Fire Models Stop Where Buildings Start

Wildfire behavior models (FARSITE, PHOENIX, FlamMap) predict fire spread through vegetation based on fuel type, terrain, weather, and moisture. Structural vulnerability models predict when buildings ignite based on construction materials, defensible space, and ember exposure. These two modeling communities work independently, yet the critical destruction pattern in wildland-urban interface (WUI) fires is the coupled interaction between fire and the built environment: structures ignite from ember showers, become fuel sources that generate their own firebrands, which ignite neighboring structures in cascading structure-to-structure fire spread that can outpace the wildland fire itself. No coupled model captures this feedback loop, meaning fire agencies cannot predict which communities will experience catastrophic structure-to-structure propagation versus survivable wildland fire exposure.

WUI fires caused $34.7 billion in insured losses in the US between 2017 and 2024 (Camp Fire, Tubbs Fire, Marshall Fire, Lahaina). The number of US homes in the WUI grew from 30.8 million in 1990 to over 44 million in 2020 and continues to increase. Post-fire investigations consistently find that structure-to-structure fire spread — not direct wildland flame contact — is the dominant destruction mechanism in WUI disasters, yet operational fire behavior predictions used for evacuation timing and resource deployment ignore this mechanism entirely. The 2023 Lahaina fire demonstrated that structure-to-structure spread can destroy an entire town in hours through a mechanism that wildland fire models do not represent.

NIST's WUI fire modeling research has developed physics-based structural ignition models for individual buildings but cannot simulate neighborhoods or communities at computational speeds needed for operational decision-making. The FDS (Fire Dynamics Simulator) can model fire behavior at building scale with high fidelity but a single building simulation takes hours, making community-scale simulation impractical. Empirical structure ignition vulnerability models (IBHS ratings) use scoring rubrics that predict relative vulnerability but not ignition timing or firebrand generation, preventing their use in spread models. Agent-based models that treat burning structures as ember sources are conceptually appealing but lack validated ember generation and transport data for different building types and construction materials. The fundamental barrier is that the relevant physics spans six orders of magnitude in spatial scale (millimeter-scale ember ignition to kilometer-scale community fire spread) and requires coupling atmospheric dynamics, combustion, heat transfer, and structural failure — each from different modeling communities with different tools and validation approaches.

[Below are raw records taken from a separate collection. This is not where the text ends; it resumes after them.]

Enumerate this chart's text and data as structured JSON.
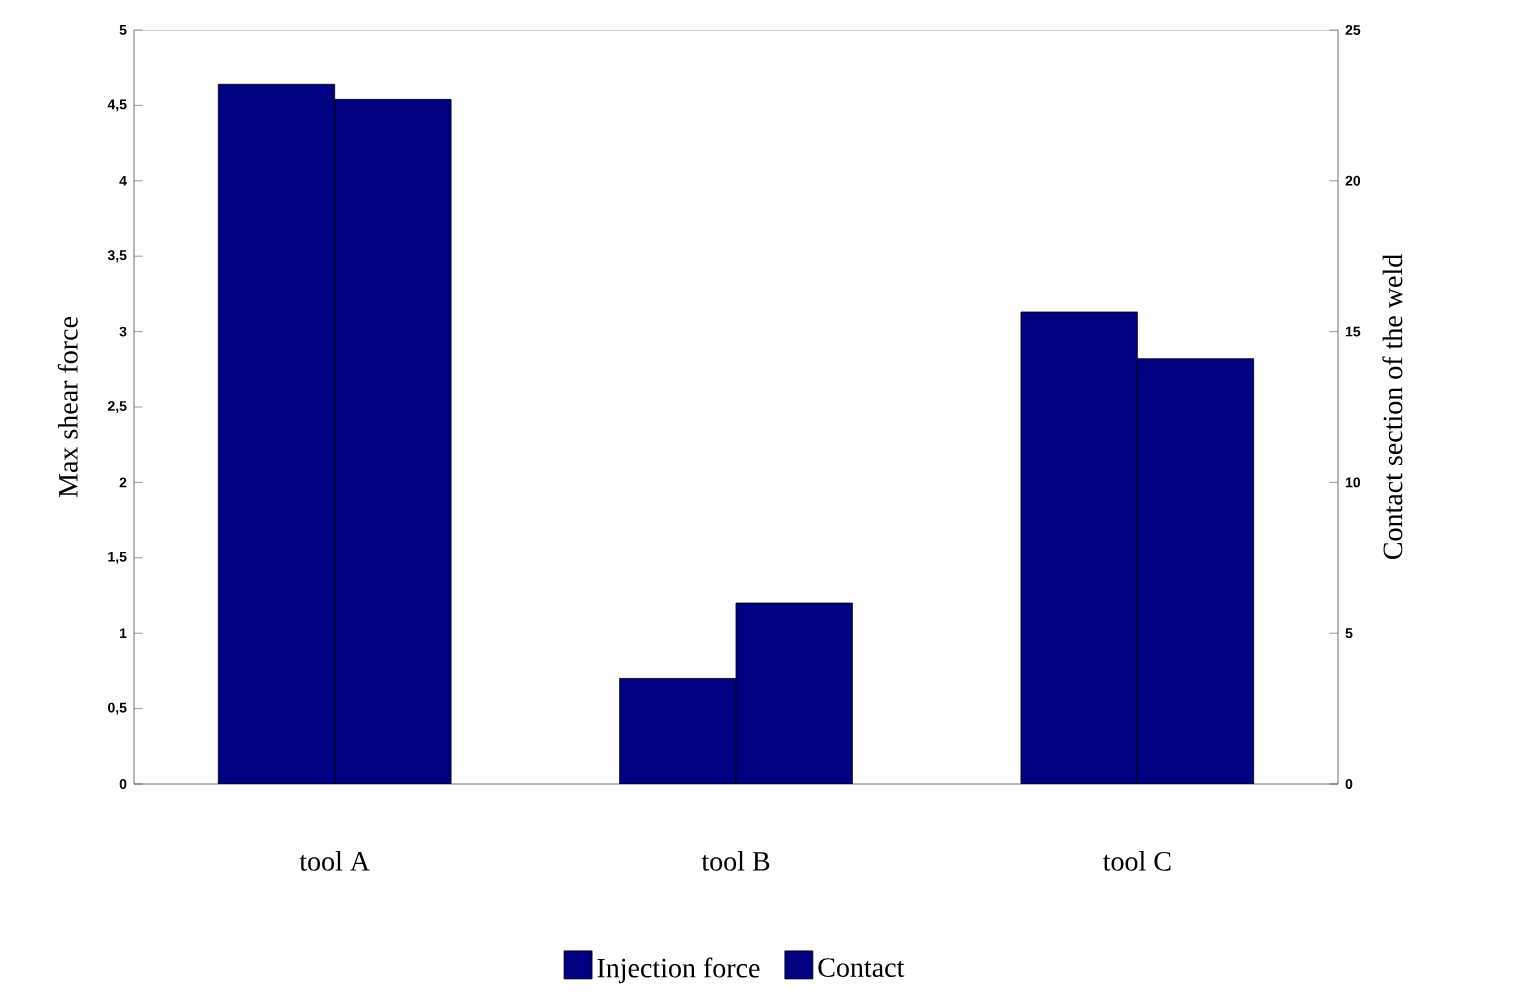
{
  "chart_data": {
    "type": "bar",
    "ylabel": "Max  shear force",
    "y2label": "Contact section of the weld",
    "categories": [
      "tool A",
      "tool B",
      "tool C"
    ],
    "series": [
      {
        "name": "Injection force",
        "color": "#000080",
        "values": [
          4.64,
          0.7,
          3.13
        ]
      },
      {
        "name": "Contact",
        "color": "#000080",
        "values": [
          22.7,
          6.0,
          14.1
        ],
        "axis": "y2"
      }
    ],
    "ylim": [
      0,
      5
    ],
    "yticks": [
      0,
      {
        "value": 0.5,
        "label": "0,5"
      },
      1,
      {
        "value": 1.5,
        "label": "1,5"
      },
      2,
      {
        "value": 2.5,
        "label": "2,5"
      },
      3,
      {
        "value": 3.5,
        "label": "3,5"
      },
      4,
      {
        "value": 4.5,
        "label": "4,5"
      },
      5
    ],
    "y2lim": [
      0,
      25
    ],
    "y2ticks": [
      0,
      5,
      10,
      15,
      20,
      25
    ],
    "legend": "bottom"
  }
}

A reduced-order model for structure-to-structure fire spread that captures the essential feedback (structure ignition → firebrand generation → downwind structure ignition) without requiring full physics simulation of each building. Validated empirical data on firebrand generation rates, sizes, and transport distances from burning structures of different construction types — data that can only come from controlled full-scale experiments or careful post-fire forensic analysis. Integration of high-resolution building and vegetation data (LiDAR, tax assessor records, aerial imagery) with fire behavior models to enable community-specific vulnerability assessment.

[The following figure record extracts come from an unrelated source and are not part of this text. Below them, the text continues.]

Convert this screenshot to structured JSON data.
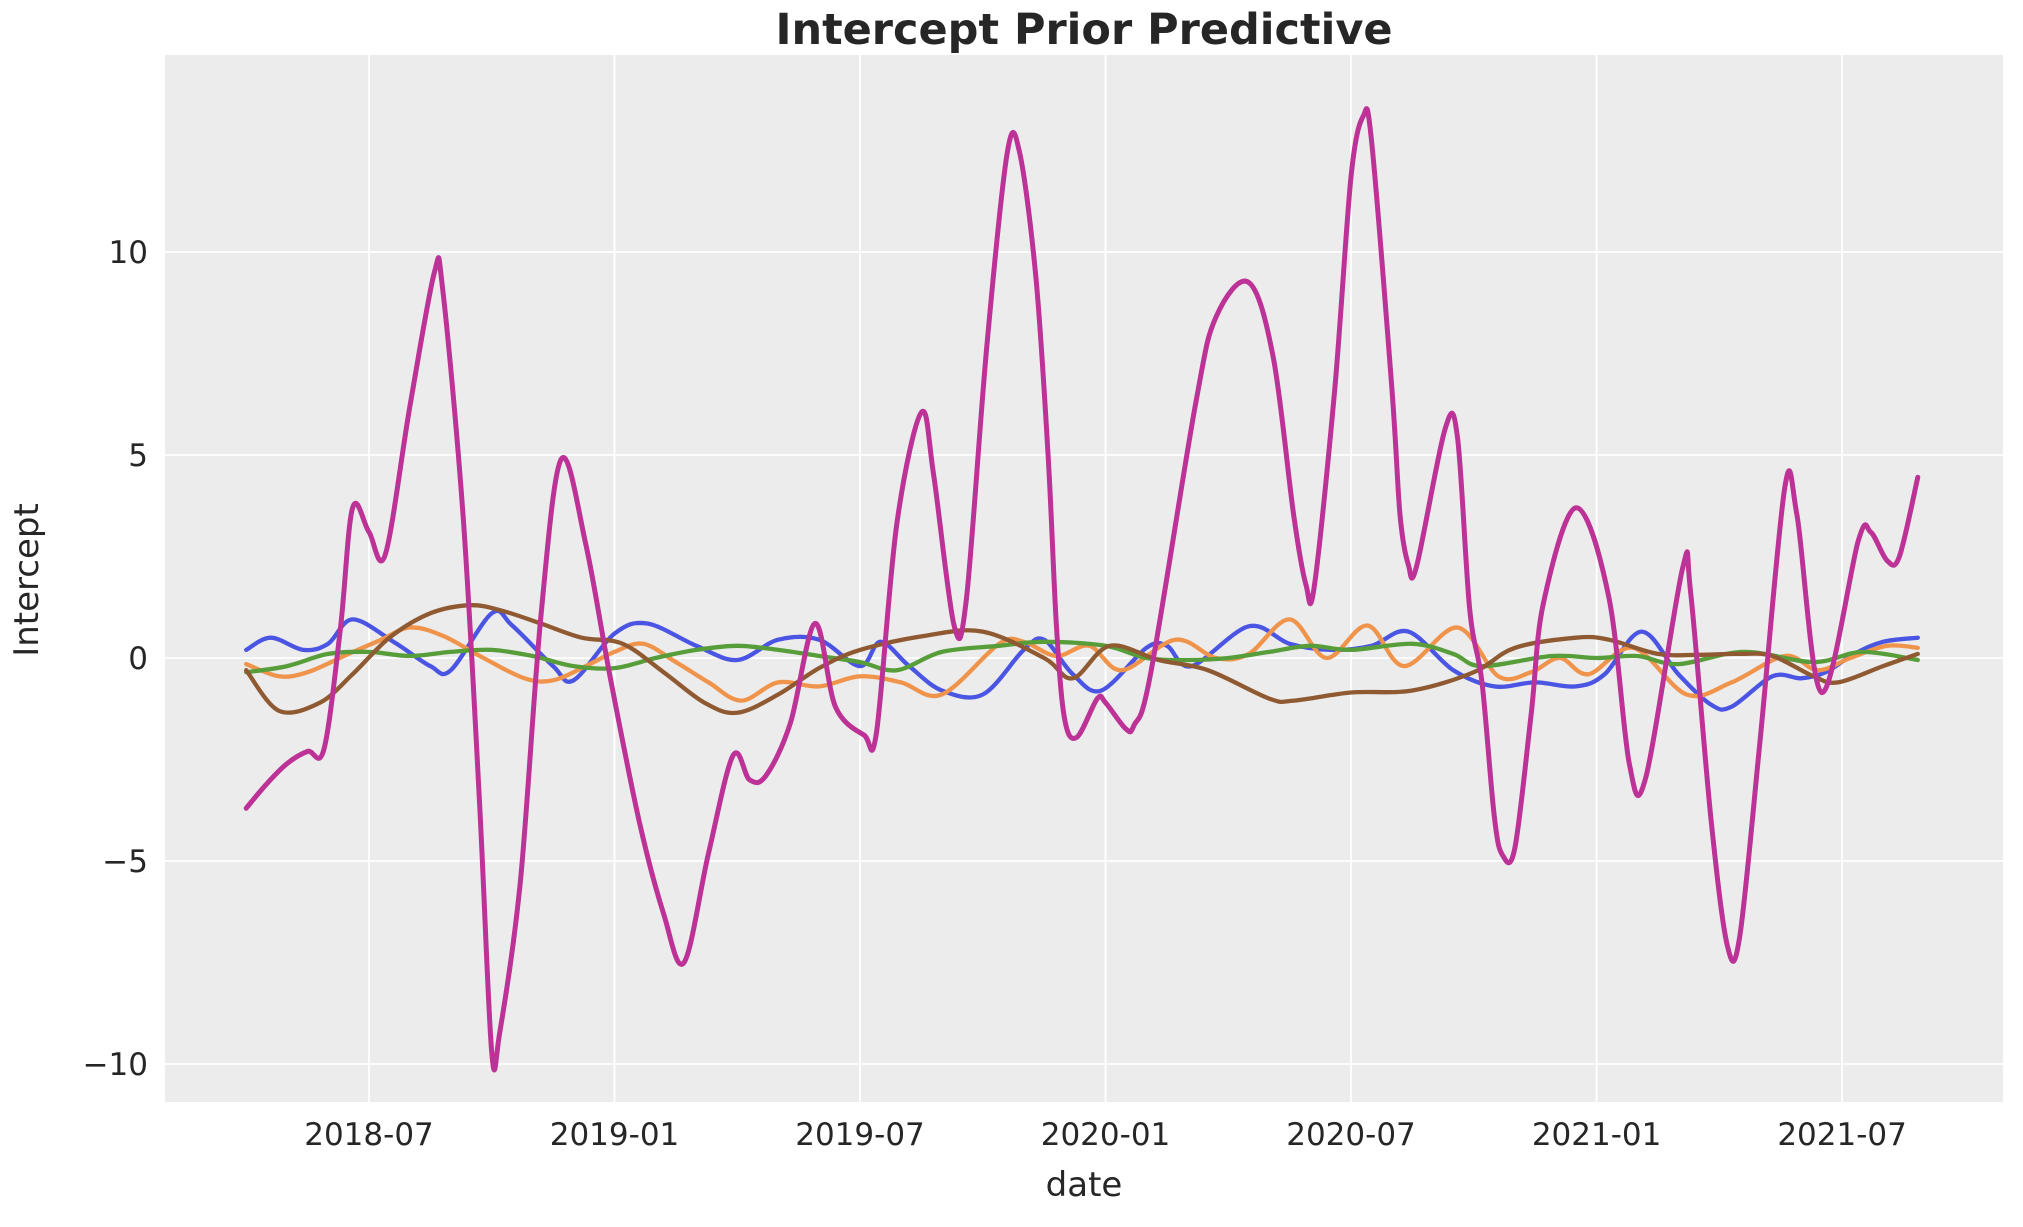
{
  "title": "Intercept Prior Predictive",
  "axes": {
    "xlabel": "date",
    "ylabel": "Intercept",
    "x_ticks": [
      {
        "m": 3,
        "label": "2018-07"
      },
      {
        "m": 9,
        "label": "2019-01"
      },
      {
        "m": 15,
        "label": "2019-07"
      },
      {
        "m": 21,
        "label": "2020-01"
      },
      {
        "m": 27,
        "label": "2020-07"
      },
      {
        "m": 33,
        "label": "2021-01"
      },
      {
        "m": 39,
        "label": "2021-07"
      }
    ],
    "y_ticks": [
      {
        "v": 10,
        "label": "10"
      },
      {
        "v": 5,
        "label": "5"
      },
      {
        "v": 0,
        "label": "0"
      },
      {
        "v": -5,
        "label": "−5"
      },
      {
        "v": -10,
        "label": "−10"
      }
    ]
  },
  "colors": {
    "figure_background": "#ffffff",
    "plot_background": "#ececec",
    "gridline": "#ffffff",
    "text": "#262626"
  },
  "chart_data": {
    "type": "line",
    "title": "Intercept Prior Predictive",
    "xlabel": "date",
    "ylabel": "Intercept",
    "x_unit": "decimal months since 2018-04 (0 = 2018-04, 41 = 2021-09)",
    "x_range_dates": [
      "2018-04",
      "2021-09"
    ],
    "ylim": [
      -10.9,
      14.8
    ],
    "grid": true,
    "legend_position": "none",
    "series": [
      {
        "name": "prior draw 1 (blue)",
        "color": "#4b55e3",
        "width": 4.3,
        "points": [
          [
            0,
            0.2
          ],
          [
            0.6,
            0.5
          ],
          [
            1.4,
            0.2
          ],
          [
            2,
            0.35
          ],
          [
            2.6,
            0.95
          ],
          [
            3.6,
            0.4
          ],
          [
            4.5,
            -0.2
          ],
          [
            5,
            -0.3
          ],
          [
            6,
            1.1
          ],
          [
            6.5,
            0.8
          ],
          [
            7.5,
            -0.2
          ],
          [
            8,
            -0.55
          ],
          [
            9,
            0.6
          ],
          [
            9.8,
            0.85
          ],
          [
            11,
            0.3
          ],
          [
            12,
            -0.05
          ],
          [
            13,
            0.45
          ],
          [
            14,
            0.45
          ],
          [
            15,
            -0.2
          ],
          [
            15.5,
            0.4
          ],
          [
            16.2,
            -0.2
          ],
          [
            17,
            -0.8
          ],
          [
            18,
            -0.9
          ],
          [
            19,
            0.2
          ],
          [
            19.5,
            0.45
          ],
          [
            20.2,
            -0.4
          ],
          [
            20.9,
            -0.8
          ],
          [
            22,
            0.25
          ],
          [
            22.5,
            0.3
          ],
          [
            23.1,
            -0.2
          ],
          [
            24.5,
            0.78
          ],
          [
            25.5,
            0.35
          ],
          [
            26.5,
            0.2
          ],
          [
            27.5,
            0.3
          ],
          [
            28.4,
            0.65
          ],
          [
            29.5,
            -0.3
          ],
          [
            30.5,
            -0.7
          ],
          [
            31.5,
            -0.6
          ],
          [
            32.5,
            -0.7
          ],
          [
            33.2,
            -0.4
          ],
          [
            34.1,
            0.65
          ],
          [
            35,
            -0.4
          ],
          [
            35.8,
            -1.15
          ],
          [
            36.3,
            -1.2
          ],
          [
            37.3,
            -0.45
          ],
          [
            38,
            -0.5
          ],
          [
            38.6,
            -0.35
          ],
          [
            39.3,
            0.1
          ],
          [
            40,
            0.4
          ],
          [
            40.85,
            0.5
          ]
        ]
      },
      {
        "name": "prior draw 2 (orange)",
        "color": "#f0934b",
        "width": 4.3,
        "points": [
          [
            0,
            -0.15
          ],
          [
            0.8,
            -0.45
          ],
          [
            1.5,
            -0.35
          ],
          [
            2.5,
            0.1
          ],
          [
            3.3,
            0.45
          ],
          [
            4,
            0.75
          ],
          [
            4.8,
            0.55
          ],
          [
            5.8,
            0
          ],
          [
            6.8,
            -0.5
          ],
          [
            7.5,
            -0.55
          ],
          [
            8.3,
            -0.2
          ],
          [
            9,
            0.15
          ],
          [
            9.7,
            0.35
          ],
          [
            10.5,
            -0.1
          ],
          [
            11.3,
            -0.6
          ],
          [
            12.1,
            -1.05
          ],
          [
            13,
            -0.6
          ],
          [
            14,
            -0.7
          ],
          [
            15,
            -0.45
          ],
          [
            16,
            -0.6
          ],
          [
            17,
            -0.9
          ],
          [
            18.4,
            0.35
          ],
          [
            19,
            0.4
          ],
          [
            19.8,
            0.05
          ],
          [
            20.6,
            0.3
          ],
          [
            21.4,
            -0.3
          ],
          [
            22.7,
            0.45
          ],
          [
            23.7,
            0
          ],
          [
            24.5,
            0.1
          ],
          [
            25.5,
            0.95
          ],
          [
            26.4,
            0
          ],
          [
            27.4,
            0.8
          ],
          [
            28.3,
            -0.2
          ],
          [
            29.6,
            0.75
          ],
          [
            30.6,
            -0.45
          ],
          [
            31.4,
            -0.35
          ],
          [
            32.1,
            0
          ],
          [
            32.8,
            -0.4
          ],
          [
            33.9,
            0.25
          ],
          [
            35.2,
            -0.9
          ],
          [
            36.3,
            -0.6
          ],
          [
            37.6,
            0.05
          ],
          [
            38.4,
            -0.3
          ],
          [
            39.2,
            0
          ],
          [
            40.1,
            0.3
          ],
          [
            40.85,
            0.25
          ]
        ]
      },
      {
        "name": "prior draw 3 (green)",
        "color": "#579e3b",
        "width": 4.3,
        "points": [
          [
            0,
            -0.35
          ],
          [
            1,
            -0.2
          ],
          [
            2,
            0.1
          ],
          [
            3,
            0.15
          ],
          [
            4,
            0.05
          ],
          [
            5,
            0.15
          ],
          [
            6,
            0.2
          ],
          [
            7,
            0.05
          ],
          [
            8,
            -0.2
          ],
          [
            9,
            -0.25
          ],
          [
            10,
            0
          ],
          [
            11,
            0.2
          ],
          [
            12,
            0.3
          ],
          [
            13,
            0.2
          ],
          [
            14,
            0.05
          ],
          [
            15,
            -0.1
          ],
          [
            15.9,
            -0.3
          ],
          [
            17,
            0.15
          ],
          [
            18.4,
            0.3
          ],
          [
            19.5,
            0.4
          ],
          [
            21,
            0.3
          ],
          [
            22,
            0
          ],
          [
            23,
            -0.05
          ],
          [
            24,
            0
          ],
          [
            25,
            0.15
          ],
          [
            26,
            0.3
          ],
          [
            27,
            0.2
          ],
          [
            28.5,
            0.35
          ],
          [
            29.5,
            0.1
          ],
          [
            30.2,
            -0.2
          ],
          [
            31.9,
            0.05
          ],
          [
            33,
            0
          ],
          [
            34,
            0.05
          ],
          [
            35,
            -0.15
          ],
          [
            36.6,
            0.15
          ],
          [
            38.3,
            -0.1
          ],
          [
            39.5,
            0.15
          ],
          [
            40.85,
            -0.05
          ]
        ]
      },
      {
        "name": "prior draw 4 (brown)",
        "color": "#8f5a32",
        "width": 4.3,
        "points": [
          [
            0,
            -0.3
          ],
          [
            0.8,
            -1.3
          ],
          [
            1.8,
            -1.1
          ],
          [
            2.6,
            -0.4
          ],
          [
            3.5,
            0.5
          ],
          [
            4.5,
            1.1
          ],
          [
            5.5,
            1.3
          ],
          [
            6.3,
            1.15
          ],
          [
            7.2,
            0.85
          ],
          [
            8.2,
            0.5
          ],
          [
            9.2,
            0.35
          ],
          [
            10.2,
            -0.35
          ],
          [
            11.2,
            -1.1
          ],
          [
            12,
            -1.35
          ],
          [
            13,
            -0.9
          ],
          [
            14,
            -0.25
          ],
          [
            15,
            0.2
          ],
          [
            16.6,
            0.55
          ],
          [
            18,
            0.65
          ],
          [
            19.5,
            0
          ],
          [
            20.2,
            -0.5
          ],
          [
            21.1,
            0.3
          ],
          [
            22.3,
            -0.05
          ],
          [
            23.5,
            -0.3
          ],
          [
            25,
            -1
          ],
          [
            25.6,
            -1.05
          ],
          [
            27,
            -0.85
          ],
          [
            28.5,
            -0.8
          ],
          [
            30,
            -0.35
          ],
          [
            31,
            0.25
          ],
          [
            32.5,
            0.5
          ],
          [
            33.3,
            0.45
          ],
          [
            34.5,
            0.1
          ],
          [
            35.5,
            0.08
          ],
          [
            36.5,
            0.1
          ],
          [
            37.3,
            0.05
          ],
          [
            38.3,
            -0.45
          ],
          [
            38.9,
            -0.6
          ],
          [
            40,
            -0.2
          ],
          [
            40.85,
            0.1
          ]
        ]
      },
      {
        "name": "prior draw 5 (magenta)",
        "color": "#bd3296",
        "width": 5,
        "points": [
          [
            0,
            -3.7
          ],
          [
            0.5,
            -3.1
          ],
          [
            1,
            -2.6
          ],
          [
            1.5,
            -2.3
          ],
          [
            1.9,
            -2.25
          ],
          [
            2.3,
            0.7
          ],
          [
            2.6,
            3.7
          ],
          [
            3,
            3.1
          ],
          [
            3.4,
            2.55
          ],
          [
            4,
            6.2
          ],
          [
            4.6,
            9.5
          ],
          [
            4.8,
            9.1
          ],
          [
            5.3,
            3.5
          ],
          [
            5.7,
            -3.5
          ],
          [
            6,
            -9.7
          ],
          [
            6.2,
            -9.2
          ],
          [
            6.7,
            -5.5
          ],
          [
            7.2,
            1
          ],
          [
            7.7,
            4.9
          ],
          [
            8.3,
            2.8
          ],
          [
            8.9,
            -0.5
          ],
          [
            9.6,
            -4
          ],
          [
            10.2,
            -6.3
          ],
          [
            10.7,
            -7.5
          ],
          [
            11.3,
            -4.8
          ],
          [
            11.9,
            -2.4
          ],
          [
            12.3,
            -3
          ],
          [
            12.7,
            -2.9
          ],
          [
            13.3,
            -1.6
          ],
          [
            13.9,
            0.85
          ],
          [
            14.4,
            -1.2
          ],
          [
            15.1,
            -1.9
          ],
          [
            15.4,
            -1.85
          ],
          [
            15.9,
            3.3
          ],
          [
            16.5,
            6.05
          ],
          [
            16.8,
            4.5
          ],
          [
            17.3,
            0.8
          ],
          [
            17.6,
            1.45
          ],
          [
            18.1,
            7.7
          ],
          [
            18.6,
            12.45
          ],
          [
            18.9,
            12.45
          ],
          [
            19.3,
            9.35
          ],
          [
            19.6,
            4.95
          ],
          [
            19.8,
            0.8
          ],
          [
            20,
            -1.5
          ],
          [
            20.3,
            -1.95
          ],
          [
            20.8,
            -1
          ],
          [
            21,
            -1.1
          ],
          [
            21.5,
            -1.75
          ],
          [
            21.7,
            -1.65
          ],
          [
            22.1,
            -0.4
          ],
          [
            23.2,
            6.25
          ],
          [
            23.7,
            8.4
          ],
          [
            24.5,
            9.25
          ],
          [
            25.1,
            7.4
          ],
          [
            25.6,
            3.5
          ],
          [
            25.9,
            1.8
          ],
          [
            26.1,
            1.75
          ],
          [
            26.6,
            6.6
          ],
          [
            27,
            11.85
          ],
          [
            27.3,
            13.35
          ],
          [
            27.5,
            12.75
          ],
          [
            28,
            6.6
          ],
          [
            28.2,
            3.5
          ],
          [
            28.4,
            2.3
          ],
          [
            28.6,
            2.25
          ],
          [
            29.3,
            5.65
          ],
          [
            29.6,
            5.45
          ],
          [
            29.9,
            1.2
          ],
          [
            30.2,
            -0.6
          ],
          [
            30.5,
            -3.9
          ],
          [
            30.7,
            -4.85
          ],
          [
            31,
            -4.7
          ],
          [
            31.4,
            -1.4
          ],
          [
            31.7,
            1.35
          ],
          [
            32.5,
            3.7
          ],
          [
            33.3,
            1.5
          ],
          [
            33.8,
            -2.6
          ],
          [
            34.2,
            -2.95
          ],
          [
            35.1,
            2.2
          ],
          [
            35.3,
            1.6
          ],
          [
            35.8,
            -4
          ],
          [
            36.2,
            -7.1
          ],
          [
            36.5,
            -6.85
          ],
          [
            37,
            -2
          ],
          [
            37.6,
            4.2
          ],
          [
            37.9,
            3.5
          ],
          [
            38.5,
            -0.85
          ],
          [
            39.4,
            2.9
          ],
          [
            39.7,
            3.1
          ],
          [
            40.1,
            2.4
          ],
          [
            40.4,
            2.5
          ],
          [
            40.85,
            4.45
          ]
        ]
      }
    ]
  }
}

A student team could develop a simplified agent-based model where burning structures generate embers that ignite downwind structures based on distance, wind speed, and construction type, calibrating it against post-fire damage data from a well-documented WUI fire (Camp Fire, Marshall Fire) and comparing predictions to observed destruction patterns. Alternatively, a team could analyze high-resolution damage assessment data from a recent WUI fire to characterize the structure-to-structure propagation network, identifying which building attributes (roofing, siding, vegetation clearance) most strongly predict whether a building served as a firebrand source for its neighbors. Relevant disciplines include fire protection engineering, atmospheric science, data science, and urban planning.